Iran’s defense spending has fluctuated drastically over the years, but the latest upswing began in 2014, the year before the Iran deal was reached.

As a share of government spending, the increase in military expenditures has been far less dramatic, rising from 15.4 percent to 15.8 percent of total spending over the same two year period.

Has the U.S. helped fund Iran’s military ambitions?

Bloomberg reported in 2016 that the Iranian parliament allocated the $1.7 billion in cash payments directly to the military. Some of these funds have been used to aid proxy groups including Lebanon-based Hezbollah and the Houthi rebels in Yemen, according to The Washington Times.

As for the sanctions relief, “It’s impossible for any of us outside to really say with much confidence what happened to that money,” Alex Vatanka, a senior fellow at the Middle East Institute, told The Daily Caller News Foundation.

Even though Iran approves a budget each year, it likely has off-the-books accounts. A lot of the money it spends abroad, for example, does not come from official defense budgets, says Farzin Nadimi of the Washington Institute for Near East Policy.

A lack of transparency surrounding the budget leaves experts to guess exactly how much Iran spends on its military and where the funds are spent. So while Trump’s claim is supported by a reputable organization, the figure by SIPRI is just one of several published estimates.

The International Institute for Strategic Studies (IISS), for example, only calculates an increase of 13 percent from 2015 to 2017. London-based IHS Markit estimates that expenditures have risen 32 percent from 2015 to 2018.

Figures reported by Iranian outlet Mashregh News (kindly translated and provided by The Washington Institute) suggest an increase of 34 percent.

Trump’s claim is further complicated by public statements from Iranian President Hassan Rouhani that suggest a much larger increase.

He claimed in 2017, for instance, that the military budget had grown 145 percent since he assumed office in 2013 (SIPRI only estimates a 21 percentincrease).

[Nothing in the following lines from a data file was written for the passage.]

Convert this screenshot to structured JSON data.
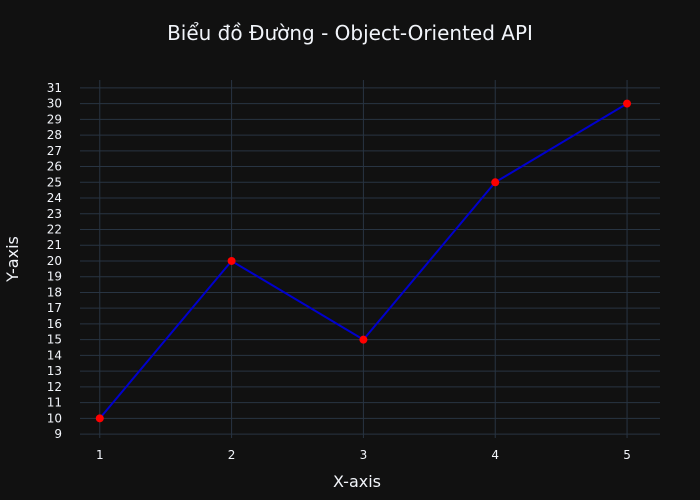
{
  "colors": {
    "background": "#111111",
    "grid": "#283442",
    "text": "#f2f5fa",
    "line": "#0000cd",
    "marker": "#ff0000"
  },
  "chart_data": {
    "type": "line",
    "title": "Biểu đồ Đường - Object-Oriented API",
    "xlabel": "X-axis",
    "ylabel": "Y-axis",
    "x": [
      1,
      2,
      3,
      4,
      5
    ],
    "series": [
      {
        "values": [
          10,
          20,
          15,
          25,
          30
        ]
      }
    ],
    "xticks": [
      1,
      2,
      3,
      4,
      5
    ],
    "yticks": [
      9,
      10,
      11,
      12,
      13,
      14,
      15,
      16,
      17,
      18,
      19,
      20,
      21,
      22,
      23,
      24,
      25,
      26,
      27,
      28,
      29,
      30,
      31
    ],
    "xlim": [
      0.85,
      5.25
    ],
    "ylim": [
      8.75,
      31.5
    ],
    "grid": true,
    "markers": true
  }
}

Experts we spoke to say the higher figure may in part be explained by inflation or perhaps off-the-books spending.

Bigger military budgets are a source of pride for the regime – Rouhani threw out this particular stat in a speech commemorating National Army Day – so his estimate should be taken with a grain of salt.

Rouhani proposed a 90 percent increase to military spending for the current year, according to Defense News, including a substantial increase to the Iranian Revolutionary Guard Corps (IRGC). This merely reflects a proposed increase, however, and adopted budgets often allocate far less.

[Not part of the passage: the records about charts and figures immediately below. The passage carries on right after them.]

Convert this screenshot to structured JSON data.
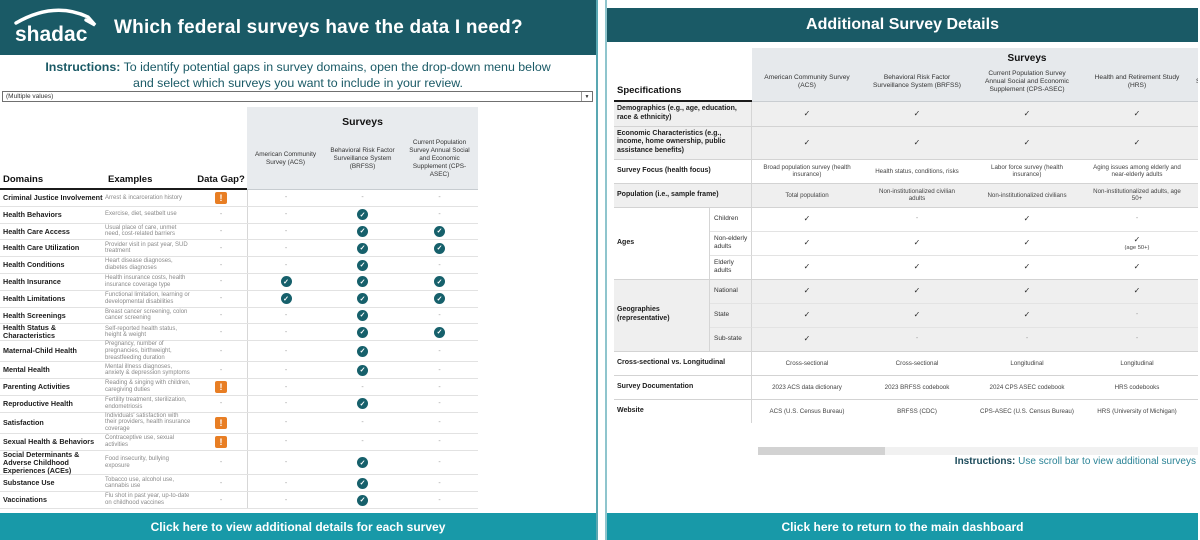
{
  "colors": {
    "brand_dark_teal": "#1a5a66",
    "action_bar_teal": "#1899a8",
    "check_circle_teal": "#16606b",
    "alert_orange": "#e87e24"
  },
  "brand": {
    "logo_text": "shadac"
  },
  "left_panel": {
    "title": "Which federal surveys have the data I need?",
    "instructions": {
      "label": "Instructions:",
      "line1": "To identify potential gaps in survey domains, open the drop-down menu below",
      "line2": "and select which surveys you want to include in your review."
    },
    "dropdown_value": "(Multiple values)",
    "table": {
      "col_domains": "Domains",
      "col_examples": "Examples",
      "col_datagap": "Data Gap?",
      "surveys_header": "Surveys",
      "survey_columns": [
        "American Community Survey (ACS)",
        "Behavioral Risk Factor Surveillance System (BRFSS)",
        "Current Population Survey Annual Social and Economic Supplement (CPS-ASEC)"
      ],
      "rows": [
        {
          "domain": "Criminal Justice Involvement",
          "examples": "Arrest & incarceration history",
          "gap": "!",
          "marks": [
            "-",
            "-",
            "-"
          ]
        },
        {
          "domain": "Health Behaviors",
          "examples": "Exercise, diet, seatbelt use",
          "gap": "-",
          "marks": [
            "-",
            "✓",
            "-"
          ]
        },
        {
          "domain": "Health Care Access",
          "examples": "Usual place of care, unmet need, cost-related barriers",
          "gap": "-",
          "marks": [
            "-",
            "✓",
            "✓"
          ]
        },
        {
          "domain": "Health Care Utilization",
          "examples": "Provider visit in past year, SUD treatment",
          "gap": "-",
          "marks": [
            "-",
            "✓",
            "✓"
          ]
        },
        {
          "domain": "Health Conditions",
          "examples": "Heart disease diagnoses, diabetes diagnoses",
          "gap": "-",
          "marks": [
            "-",
            "✓",
            "-"
          ]
        },
        {
          "domain": "Health Insurance",
          "examples": "Health insurance costs, health insurance coverage type",
          "gap": "-",
          "marks": [
            "✓",
            "✓",
            "✓"
          ]
        },
        {
          "domain": "Health Limitations",
          "examples": "Functional limitation, learning or developmental disabilities",
          "gap": "-",
          "marks": [
            "✓",
            "✓",
            "✓"
          ]
        },
        {
          "domain": "Health Screenings",
          "examples": "Breast cancer screening, colon cancer screening",
          "gap": "-",
          "marks": [
            "-",
            "✓",
            "-"
          ]
        },
        {
          "domain": "Health Status & Characteristics",
          "examples": "Self-reported health status, height & weight",
          "gap": "-",
          "marks": [
            "-",
            "✓",
            "✓"
          ]
        },
        {
          "domain": "Maternal-Child Health",
          "examples": "Pregnancy, number of pregnancies, birthweight, breastfeeding duration",
          "gap": "-",
          "marks": [
            "-",
            "✓",
            "-"
          ]
        },
        {
          "domain": "Mental Health",
          "examples": "Mental illness diagnoses, anxiety & depression symptoms",
          "gap": "-",
          "marks": [
            "-",
            "✓",
            "-"
          ]
        },
        {
          "domain": "Parenting Activities",
          "examples": "Reading & singing with children, caregiving duties",
          "gap": "!",
          "marks": [
            "-",
            "-",
            "-"
          ]
        },
        {
          "domain": "Reproductive Health",
          "examples": "Fertility treatment, sterilization, endometriosis",
          "gap": "-",
          "marks": [
            "-",
            "✓",
            "-"
          ]
        },
        {
          "domain": "Satisfaction",
          "examples": "Individuals' satisfaction with their providers, health insurance coverage",
          "gap": "!",
          "marks": [
            "-",
            "-",
            "-"
          ]
        },
        {
          "domain": "Sexual Health & Behaviors",
          "examples": "Contraceptive use, sexual activities",
          "gap": "!",
          "marks": [
            "-",
            "-",
            "-"
          ]
        },
        {
          "domain": "Social Determinants & Adverse Childhood Experiences (ACEs)",
          "examples": "Food insecurity, bullying exposure",
          "gap": "-",
          "marks": [
            "-",
            "✓",
            "-"
          ]
        },
        {
          "domain": "Substance Use",
          "examples": "Tobacco use, alcohol use, cannabis use",
          "gap": "-",
          "marks": [
            "-",
            "✓",
            "-"
          ]
        },
        {
          "domain": "Vaccinations",
          "examples": "Flu shot in past year, up-to-date on childhood vaccines",
          "gap": "-",
          "marks": [
            "-",
            "✓",
            "-"
          ]
        }
      ]
    },
    "footer_button": "Click here to view additional details for each survey"
  },
  "right_panel": {
    "title": "Additional Survey Details",
    "table": {
      "specs_header": "Specifications",
      "surveys_header": "Surveys",
      "survey_columns": [
        "American Community Survey (ACS)",
        "Behavioral Risk Factor Surveillance System (BRFSS)",
        "Current Population Survey Annual Social and Economic Supplement (CPS-ASEC)",
        "Health and Retirement Study (HRS)",
        "S"
      ],
      "rows": [
        {
          "label": "Demographics (e.g., age, education, race & ethnicity)",
          "shaded": true,
          "cells": [
            "✓",
            "✓",
            "✓",
            "✓"
          ]
        },
        {
          "label": "Economic Characteristics (e.g., income, home ownership, public assistance benefits)",
          "shaded": true,
          "cells": [
            "✓",
            "✓",
            "✓",
            "✓"
          ]
        },
        {
          "label": "Survey Focus (health focus)",
          "shaded": false,
          "cells": [
            "Broad population survey (health insurance)",
            "Health status, conditions, risks",
            "Labor force survey (health insurance)",
            "Aging issues among elderly and near-elderly adults"
          ]
        },
        {
          "label": "Population (i.e., sample frame)",
          "shaded": true,
          "cells": [
            "Total population",
            "Non-institutionalized civilian adults",
            "Non-institutionalized civilians",
            "Non-institutionalized adults, age 50+"
          ]
        },
        {
          "label": "",
          "group": "Ages",
          "groupPos": "start",
          "sub": "Children",
          "shaded": false,
          "cells": [
            "✓",
            "-",
            "✓",
            "-"
          ]
        },
        {
          "label": "Ages",
          "group": "Ages",
          "groupPos": "mid",
          "sub": "Non-elderly adults",
          "shaded": false,
          "cells": [
            "✓",
            "✓",
            "✓",
            "✓ (age 50+)"
          ]
        },
        {
          "label": "",
          "group": "Ages",
          "groupPos": "end",
          "sub": "Elderly adults",
          "shaded": false,
          "cells": [
            "✓",
            "✓",
            "✓",
            "✓"
          ]
        },
        {
          "label": "",
          "group": "Geographies",
          "groupPos": "start",
          "sub": "National",
          "shaded": true,
          "cells": [
            "✓",
            "✓",
            "✓",
            "✓"
          ]
        },
        {
          "label": "Geographies (representative)",
          "group": "Geographies",
          "groupPos": "mid",
          "sub": "State",
          "shaded": true,
          "cells": [
            "✓",
            "✓",
            "✓",
            "-"
          ]
        },
        {
          "label": "",
          "group": "Geographies",
          "groupPos": "end",
          "sub": "Sub-state",
          "shaded": true,
          "cells": [
            "✓",
            "-",
            "-",
            "-"
          ]
        },
        {
          "label": "Cross-sectional vs. Longitudinal",
          "shaded": false,
          "cells": [
            "Cross-sectional",
            "Cross-sectional",
            "Longitudinal",
            "Longitudinal"
          ]
        },
        {
          "label": "Survey Documentation",
          "shaded": false,
          "cells": [
            "2023 ACS data dictionary",
            "2023 BRFSS codebook",
            "2024 CPS ASEC codebook",
            "HRS codebooks"
          ]
        },
        {
          "label": "Website",
          "shaded": false,
          "cells": [
            "ACS (U.S. Census Bureau)",
            "BRFSS (CDC)",
            "CPS-ASEC (U.S. Census Bureau)",
            "HRS (University of Michigan)"
          ]
        }
      ]
    },
    "scroll_instructions": {
      "label": "Instructions:",
      "text": " Use scroll bar to view additional surveys"
    },
    "footer_button": "Click here to return to the main dashboard"
  }
}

“Based on the Iranian budgeting process of the past few years it should be expected that the actual 2018 budget for the IRGC will not be such a big increase as the proposed 2018 budget suggests,” Pieter Wezeman, a senior researcher at SIRPI, told TheDCNF.

No matter the exact figure, Vatanka believes it’s a mistake to put too much emphasis on the size of Iran’s defense budget.

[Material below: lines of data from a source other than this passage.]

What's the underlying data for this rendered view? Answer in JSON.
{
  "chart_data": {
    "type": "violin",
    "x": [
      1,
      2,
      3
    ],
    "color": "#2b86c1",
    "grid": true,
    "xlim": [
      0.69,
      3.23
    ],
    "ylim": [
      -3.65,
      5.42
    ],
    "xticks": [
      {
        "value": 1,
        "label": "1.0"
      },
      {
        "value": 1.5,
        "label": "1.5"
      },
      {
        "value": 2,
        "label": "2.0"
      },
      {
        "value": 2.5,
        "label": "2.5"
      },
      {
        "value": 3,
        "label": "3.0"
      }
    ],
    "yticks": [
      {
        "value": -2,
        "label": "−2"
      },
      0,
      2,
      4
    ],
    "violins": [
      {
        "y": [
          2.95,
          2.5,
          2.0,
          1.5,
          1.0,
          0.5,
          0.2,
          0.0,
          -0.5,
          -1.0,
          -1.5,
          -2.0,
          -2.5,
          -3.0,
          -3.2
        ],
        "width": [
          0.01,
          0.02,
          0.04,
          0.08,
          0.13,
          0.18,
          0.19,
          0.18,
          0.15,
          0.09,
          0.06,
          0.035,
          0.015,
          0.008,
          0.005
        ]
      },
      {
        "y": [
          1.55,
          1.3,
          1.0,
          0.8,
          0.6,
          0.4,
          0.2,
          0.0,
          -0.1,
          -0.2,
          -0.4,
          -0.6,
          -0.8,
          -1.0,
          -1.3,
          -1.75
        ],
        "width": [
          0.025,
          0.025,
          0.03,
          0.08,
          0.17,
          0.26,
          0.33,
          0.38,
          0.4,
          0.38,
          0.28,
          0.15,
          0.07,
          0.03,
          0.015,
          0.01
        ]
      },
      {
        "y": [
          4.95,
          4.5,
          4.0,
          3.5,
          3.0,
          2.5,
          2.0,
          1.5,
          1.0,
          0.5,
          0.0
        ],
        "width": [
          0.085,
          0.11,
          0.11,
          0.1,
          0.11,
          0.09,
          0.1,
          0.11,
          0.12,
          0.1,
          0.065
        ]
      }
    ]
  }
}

Sanctions against Iran have prohibited the sale of most conventional military equipment since 2010, so Iran can’t readily buy expensive military technology. (The nuclear deal loosened those restrictions in 2015, allowing the U.N. Security Council to grant exceptions on a case by case basis.)

“You know, the fact that they still fly F-4s and F-14s from the days of the Shah in the ’70s, that tells you they’re not necessarily big spenders,” Vatanka told TheDCNF.

Russia is one of the only countries willing to negotiate military sales with Iran.

Iran has a conventional military arsenal, including an army of 350,000 troops, an air force and a regular navy, but its largest military expenditures support the IRGC, pension contributions and law enforcement personnel. Iran continues to develop a ballistic missile program despite U.N. sanctions.

Vatanka says that Iran can support its proxy wars without growing the military budget. “Iran is waging a war in the region through these militias and proxies on the cheap. They don’t cost much. Your average Afghan fighter is fighting under the Iranian command in Syria getting $550 a month in salary, you know, running around with Kalashnikovs,” he said.

“They did it when they were not under sanctions, they did it when they were under sanctions – they’ve done it since.”